Minimal triples for a generalized Markoff equation

TL;DR

This paper studies solutions to a generalized Markoff equation, introducing minimal triples as a finite generating set, and provides formulas and algorithms to count and find these triples using quadratic forms and fundamental solutions.

Contribution

It establishes a correspondence between minimal triples and fundamental solutions of quadratic forms, enabling efficient computation and characterization of solutions.

Findings

Infinite solutions are generated by finitely many minimal triples.

A formula relates minimal triples to fundamental solutions of quadratic forms.

Criteria and formulas for minimal triples of the form (1, b, c) are provided.

Abstract

For a positive integer $m>1$, if the generalized Markoff equation $a^2+b^2+c^2=3abc+m$ has a solution triple, then it has infinitely many solutions. We show that all positive solution triples are generated by a finite set of triples that we call minimal triples.
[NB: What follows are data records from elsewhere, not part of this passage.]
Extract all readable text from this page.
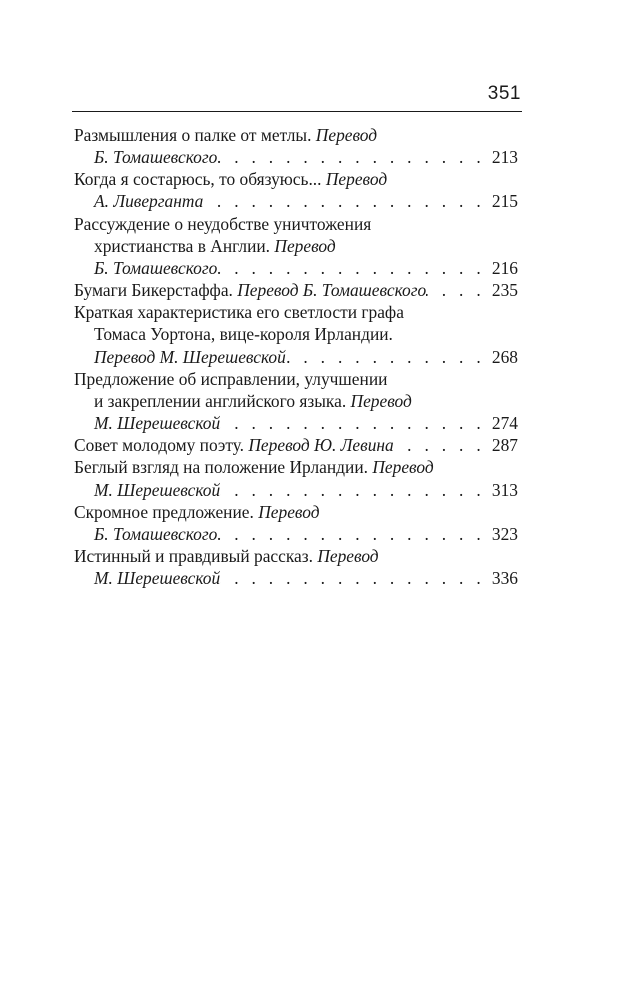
351
Размышления о палке от метлы. Перевод
Б. Томашевского . . .	213
Когда я состарюсь, то обязуюсь... Перевод
А. Ливерганта . . .	215
Рассуждение о неудобстве уничтожения
христианства в Англии. Перевод
Б. Томашевского . . .	216
Бумаги Бикерстаффа. Перевод Б. Томашевского . . .	235
Краткая характеристика его светлости графа
Томаса Уортона, вице-короля Ирландии.
Перевод М. Шерешевской . . .	268
Предложение об исправлении, улучшении
и закреплении английского языка. Перевод
М. Шерешевской . . .	274
Совет молодому поэту. Перевод Ю. Левина . . .	287
Беглый взгляд на положение Ирландии. Перевод
М. Шерешевской . . .	313
Скромное предложение. Перевод
Б. Томашевского . . .	323
Истинный и правдивый рассказ. Перевод
М. Шерешевской . . .	336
We exhibit a correspondence between the set of minimal triples with first or second element equal to $a$, and the set of fundamental solutions of $m-a^2$ by the form $x^2-3axy+y^2$. This gives us a formula for the number of minimal triples in terms of fundamental solutions, and thus a way to calculate minimal triples using composition and reduction of binary quadratic forms, for which there are efficient algorithms. Additionally, using the above correspondence we also give a criterion for the existence of minimal triples of the form $(1, b, c)$, and present a formula for the number of such minimal triples.